Why Analytics Matters

  • “People respond to facts. Rational people will make rational decisions if you present them with the right data.”
  • —Linda Sanford, Senior Vice President, Enterprise Transformation, IBM Corporation

Quite simply, analytics matters because it works. You can be overwhelmed with data and the value of it may be unattainable until you apply analytics to create the insights. Human brains were not built to process the amounts of data that are today being generated through social media, sensors, and more. While gut instinct is often the basis for decisions, analytically informed intuition is what wins going forward.

Several studies have highlighted the value of analytics. Companies that use predictive analytics are outperforming those that do not by a factor of five.12 In a 2012 joint survey by the IBM Institute of Business Value and the Said Business School at the University of Oxford of more than 1,000 professionals around the world, 63% of respondents reported that the use of information (including big data and analytics) is creating a competitive advantage for their organizations.13 IBM depends on analytics to meet its business objectives and provide shareholder value. The bottom line is that analytics helps the bottom line. Your competition will not be waiting to take advantage of the new insights from big data. Should you?
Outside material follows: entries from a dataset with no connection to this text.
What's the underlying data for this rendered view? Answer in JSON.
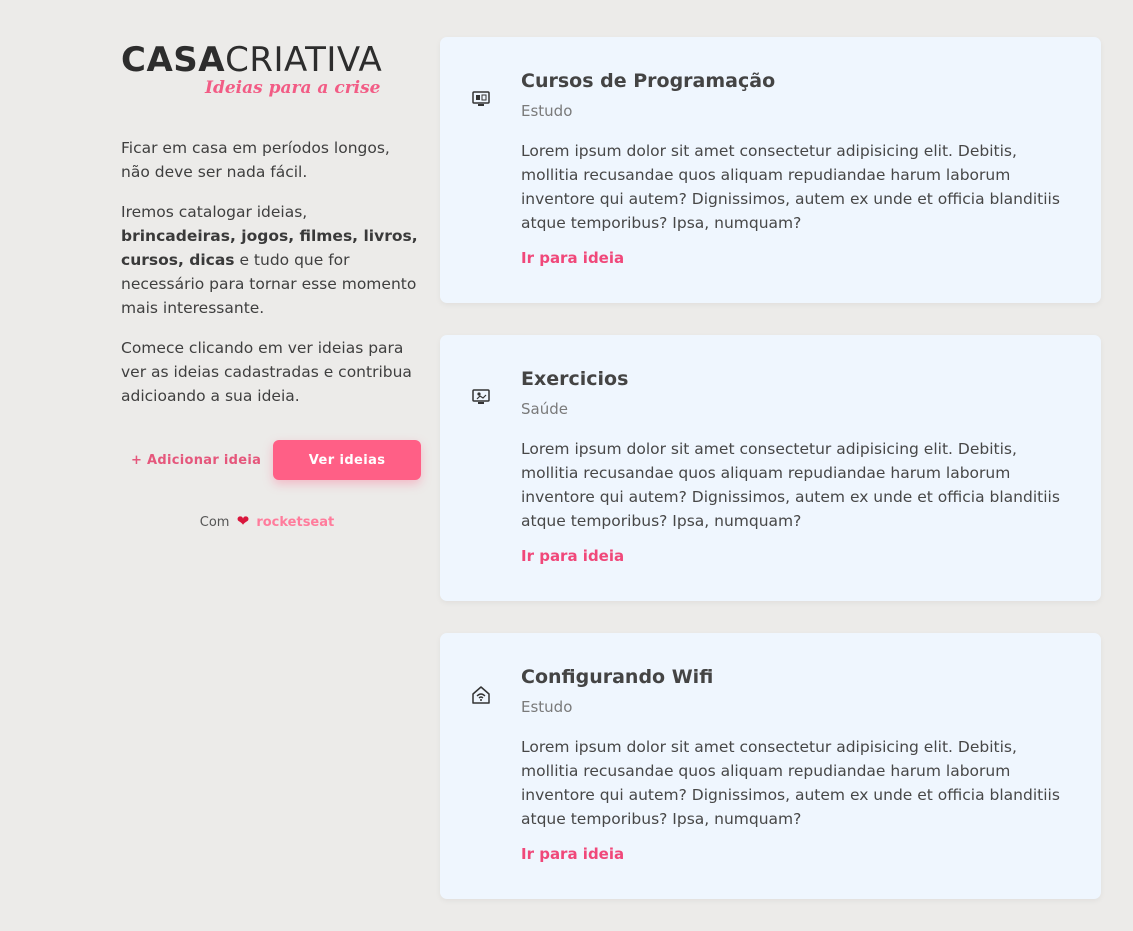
{
  "brand": {
    "logo_bold": "CASA",
    "logo_light": "CRIATIVA",
    "tagline": "Ideias para a crise"
  },
  "intro": {
    "p1": "Ficar em casa em períodos longos, não deve ser nada fácil.",
    "p2_before": "Iremos catalogar ideias, ",
    "p2_bold": "brincadeiras, jogos, filmes, livros, cursos, dicas",
    "p2_after": " e tudo que for necessário para tornar esse momento mais interessante.",
    "p3": "Comece clicando em ver ideias para ver as ideias cadastradas e contribua adicioando a sua ideia."
  },
  "actions": {
    "add_label": "+ Adicionar ideia",
    "view_label": "Ver ideias"
  },
  "credit": {
    "prefix": "Com",
    "brand": "rocketseat"
  },
  "colors": {
    "accent": "#ff5f86",
    "link": "#f0487a",
    "card_bg": "#eff6fe",
    "page_bg": "#ecebe9"
  },
  "cards": [
    {
      "icon": "computer-icon",
      "title": "Cursos de Programação",
      "category": "Estudo",
      "description": "Lorem ipsum dolor sit amet consectetur adipisicing elit. Debitis, mollitia recusandae quos aliquam repudiandae harum laborum inventore qui autem? Dignissimos, autem ex unde et officia blanditiis atque temporibus? Ipsa, numquam?",
      "link": "Ir para ideia"
    },
    {
      "icon": "exercise-video-icon",
      "title": "Exercicios",
      "category": "Saúde",
      "description": "Lorem ipsum dolor sit amet consectetur adipisicing elit. Debitis, mollitia recusandae quos aliquam repudiandae harum laborum inventore qui autem? Dignissimos, autem ex unde et officia blanditiis atque temporibus? Ipsa, numquam?",
      "link": "Ir para ideia"
    },
    {
      "icon": "wifi-home-icon",
      "title": "Configurando Wifi",
      "category": "Estudo",
      "description": "Lorem ipsum dolor sit amet consectetur adipisicing elit. Debitis, mollitia recusandae quos aliquam repudiandae harum laborum inventore qui autem? Dignissimos, autem ex unde et officia blanditiis atque temporibus? Ipsa, numquam?",
      "link": "Ir para ideia"
    }
  ]
}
IBM has approached the use of analytics with a spirit of innovation and a belief that analytics will illuminate insights in data that can help improve outcomes. The company hasn’t been afraid to make mistakes or redesign programs that haven’t worked as planned. Unlike traditional IT projects, most analytics projects are exploratory. For example, the Development Expense Baseline Project explored innovative ways to determine development expense at a detailed level, thereby addressing a problem that many thought was impossible to solve. IBM analytic teams haven’t waited for perfect data to get started; rather, they have refined and improved their data along the way. For example, the Coverage Optimization with Profitability project team described in Chapter 9, “Increasing Sales Performance,” knew it had incomplete data, but rather than wait for the various data stewards to improve their data, the team jumped in and made progress incrementally on data governance and data cleansing. Using this approach will reduce your time to value. Using this approach will reduce your time to value. The key is to put a stake in the ground with a commitment that analytics will be woven into your strategy. That’s how IBM does it. This approach is also effective with big data. Rather than postpone the leveraging of big data, you should embrace it, establish a link between your business priorities and your information agenda, and apply analytics to become a smarter enterprise.